According to ‘A Technical Guide On Derailment’ published by the Indian Railways in 1998, the “derailments present a burning problem to Railways”.
“Unless cause is obvious e.g. cattle run over, sudden falling of boulders, trees etc. on the track, sinking of track, breach or wash-away etc., it is necessary to thoroughly investigate the role of track and vehicle in causing the derailment,” it mentions.
Further, basing its assessment on available statistics, the guide prepared by the Centre for Advanced Maintenance Technology, Gwalior reads: “Statistics about derailments reveal that the most prominent causes are: failure of railway staff in properly examining railway equipment; inadequate maintenance of locomotives, rolling stock, track, signals etc.; and other operational irregularities.”

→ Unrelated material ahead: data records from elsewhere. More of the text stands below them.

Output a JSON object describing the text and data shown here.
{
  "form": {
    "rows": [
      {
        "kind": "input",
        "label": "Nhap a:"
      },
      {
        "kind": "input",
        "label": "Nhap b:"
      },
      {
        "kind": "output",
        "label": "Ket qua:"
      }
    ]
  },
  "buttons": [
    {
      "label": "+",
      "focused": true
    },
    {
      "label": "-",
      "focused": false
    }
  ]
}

In many cases, derailment has resulted from rail fractures or cracks in the rail tracks, mostly due to extreme weather conditions. While the track breaks due to linear expansion in summer, the same happens in winter due to contraction.
However, at this juncture, when the complete picture is still unclear, making a speculative guess would not be a prudent call.
This unfortunate accident also comes at a time when the Indian Railways is steadily rolling out semi-high-speed Vande Bharat Express trains in a big way.
Accidents not only damage the reputation of the Indian Railways, but also raise concerns about the effectiveness of its operational procedures.
As a cost-effective and affordable mode of transportation for millions of Indians, it has consistently played a crucial role in India’s social and economic development. Its freight services serve as the backbone of the Indian economy. India cannot afford to have lax safety protocols for its national rail carrier.